A consequence of the blasé attitude is that we move through urban spaces, only registering them unconsciously. In fact, architecture is often experienced inattentively. We tend not to look at buildings. It's been argued that architects have to "over-code [their] buildings, using a redundancy of popular signs, if [their] work is to communicate as intended and survive the transformation of fast-changing codes." (Charles Jencks). Buildings have to become adverts. In the same way, Las Vegas is the archetypal Post Modernist city. It represents a physical and spatial manifestation of advertising. The casinos and hotels quote from cultural icons, many of them architectural (the pyramids, Eiffel Tower,) and each building forms a giant three-dimensional sign to encourage people to enter.

A condition of the digital age is the phenomenon of spatial warping. This is covered by Anthony Vidler in his book Warped Space.

The most celebrated example of spatial warping in architecture is Frank Gehry's Guggenheim Museum in Bilboa. This has shiny, metallic surfaces treated in a plastic way, with an interpenetration of voids and volumes. The distorted planes and angles give a changeable, protean form. This cube is coated with a prismatic material, meaning that it changes in relation to lighting conditions and the position if the viewer. Inside the cube there is an animate space of colour, which looks purely digital. In contrast to Modernism, which aims for ideal solutions that are universal, Post Modernism is always contingent, provisional and dependent on individual perception. It replicates the effects of the information age.

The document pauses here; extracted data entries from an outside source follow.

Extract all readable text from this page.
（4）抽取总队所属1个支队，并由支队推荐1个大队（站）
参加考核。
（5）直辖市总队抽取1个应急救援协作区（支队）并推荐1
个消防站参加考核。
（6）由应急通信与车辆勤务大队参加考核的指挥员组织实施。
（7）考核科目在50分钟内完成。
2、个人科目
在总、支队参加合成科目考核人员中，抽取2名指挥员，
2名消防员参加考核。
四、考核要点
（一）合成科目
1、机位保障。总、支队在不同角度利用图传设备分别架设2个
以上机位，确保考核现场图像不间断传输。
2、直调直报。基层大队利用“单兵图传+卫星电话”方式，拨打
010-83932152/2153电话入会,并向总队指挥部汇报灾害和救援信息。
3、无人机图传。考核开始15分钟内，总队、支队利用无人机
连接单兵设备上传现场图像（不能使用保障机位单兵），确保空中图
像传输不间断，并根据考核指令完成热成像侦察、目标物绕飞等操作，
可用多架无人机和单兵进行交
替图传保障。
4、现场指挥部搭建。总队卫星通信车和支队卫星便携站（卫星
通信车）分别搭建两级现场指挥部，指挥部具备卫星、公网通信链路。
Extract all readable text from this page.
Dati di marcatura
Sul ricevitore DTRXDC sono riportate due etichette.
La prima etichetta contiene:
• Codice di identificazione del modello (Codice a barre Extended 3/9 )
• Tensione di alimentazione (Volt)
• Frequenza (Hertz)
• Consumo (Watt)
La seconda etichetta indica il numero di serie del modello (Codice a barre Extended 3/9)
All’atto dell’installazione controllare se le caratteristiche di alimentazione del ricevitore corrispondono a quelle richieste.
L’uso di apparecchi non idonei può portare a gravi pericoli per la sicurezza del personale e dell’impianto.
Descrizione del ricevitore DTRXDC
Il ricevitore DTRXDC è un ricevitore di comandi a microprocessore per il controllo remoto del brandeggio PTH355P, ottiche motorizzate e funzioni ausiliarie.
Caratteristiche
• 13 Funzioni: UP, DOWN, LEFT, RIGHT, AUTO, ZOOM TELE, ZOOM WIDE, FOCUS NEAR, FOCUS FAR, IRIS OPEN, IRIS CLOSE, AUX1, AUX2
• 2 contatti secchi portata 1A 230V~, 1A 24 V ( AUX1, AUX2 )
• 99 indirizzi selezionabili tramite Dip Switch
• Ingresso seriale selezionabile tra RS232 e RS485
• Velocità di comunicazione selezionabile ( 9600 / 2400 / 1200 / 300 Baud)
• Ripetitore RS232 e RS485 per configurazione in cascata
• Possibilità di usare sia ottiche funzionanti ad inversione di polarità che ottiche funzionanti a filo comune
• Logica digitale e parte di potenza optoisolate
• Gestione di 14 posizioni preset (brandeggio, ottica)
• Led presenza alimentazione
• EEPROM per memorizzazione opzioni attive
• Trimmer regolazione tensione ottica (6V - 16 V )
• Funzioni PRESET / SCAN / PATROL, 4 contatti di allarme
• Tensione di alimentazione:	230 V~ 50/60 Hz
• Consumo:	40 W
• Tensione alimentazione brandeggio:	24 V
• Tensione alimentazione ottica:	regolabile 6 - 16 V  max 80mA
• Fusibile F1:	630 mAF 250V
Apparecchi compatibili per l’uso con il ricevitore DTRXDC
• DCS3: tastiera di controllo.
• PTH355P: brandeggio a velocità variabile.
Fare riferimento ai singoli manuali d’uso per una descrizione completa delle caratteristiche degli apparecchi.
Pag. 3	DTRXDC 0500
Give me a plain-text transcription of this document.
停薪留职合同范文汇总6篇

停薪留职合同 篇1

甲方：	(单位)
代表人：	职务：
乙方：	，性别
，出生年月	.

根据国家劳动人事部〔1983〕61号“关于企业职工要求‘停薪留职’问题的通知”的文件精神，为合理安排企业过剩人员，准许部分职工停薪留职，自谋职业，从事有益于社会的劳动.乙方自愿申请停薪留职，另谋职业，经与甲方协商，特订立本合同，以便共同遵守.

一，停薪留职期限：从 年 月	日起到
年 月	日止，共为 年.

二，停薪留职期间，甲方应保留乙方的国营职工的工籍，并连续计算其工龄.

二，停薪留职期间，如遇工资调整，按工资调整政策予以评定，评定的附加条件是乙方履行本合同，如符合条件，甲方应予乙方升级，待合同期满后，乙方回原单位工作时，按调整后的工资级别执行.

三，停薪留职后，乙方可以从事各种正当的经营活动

New forms of space are opening up. A virtual space has been created in the internet, video games and virtual reality. Can this be seen as a form of public space? It is spatial in a sense: it relies on perspective and Euclidean geometry. These are Modernist and even Renaissance conventions, so it is a Cartesian space: the viewer stands in relation to it. It also has a decidedly architectural terminology: information super highway, restricted area, barrier, firewall. According to Vidler it is blind to the presence of the viewer. It is not just a picture or window, but an ambiguous and unfixed location. Digitisation has altered the way we look and are looked at in space. But can it be seen as public? The internet is often encountered in public spaces, like cyber cafés and libraries, so in a sense it is extending these physical spaces into virtual channels. More importantly, it constitutes a new arena for social interaction. People meet on the internet; it can transmit images and voices; virtual reality technology opens up the possibility of physical interaction.

A related question is how do these digital spaces inform our experience of actual space and architecture? On the internet, webcams give live images of cityscapes and selected interior spaces; and virtual tours replicate the condition of actual spaces. They enable us to experience space without physically setting foot in it and potentially alter our perception of it.

(Mis)using Public Space

I now want to focus on how we use public space. Space is a site for social interaction; as we've seen it can be both authoritarian and fluid. We've looked at Modernist systems for ordering space and hence society, but architecture isn't simply complete once it's been built: it has to be used. Different patterns of use can change the meaning of buildings and spaces. These ideas are discussed by Adrian Forty in his book, Words and Buildings.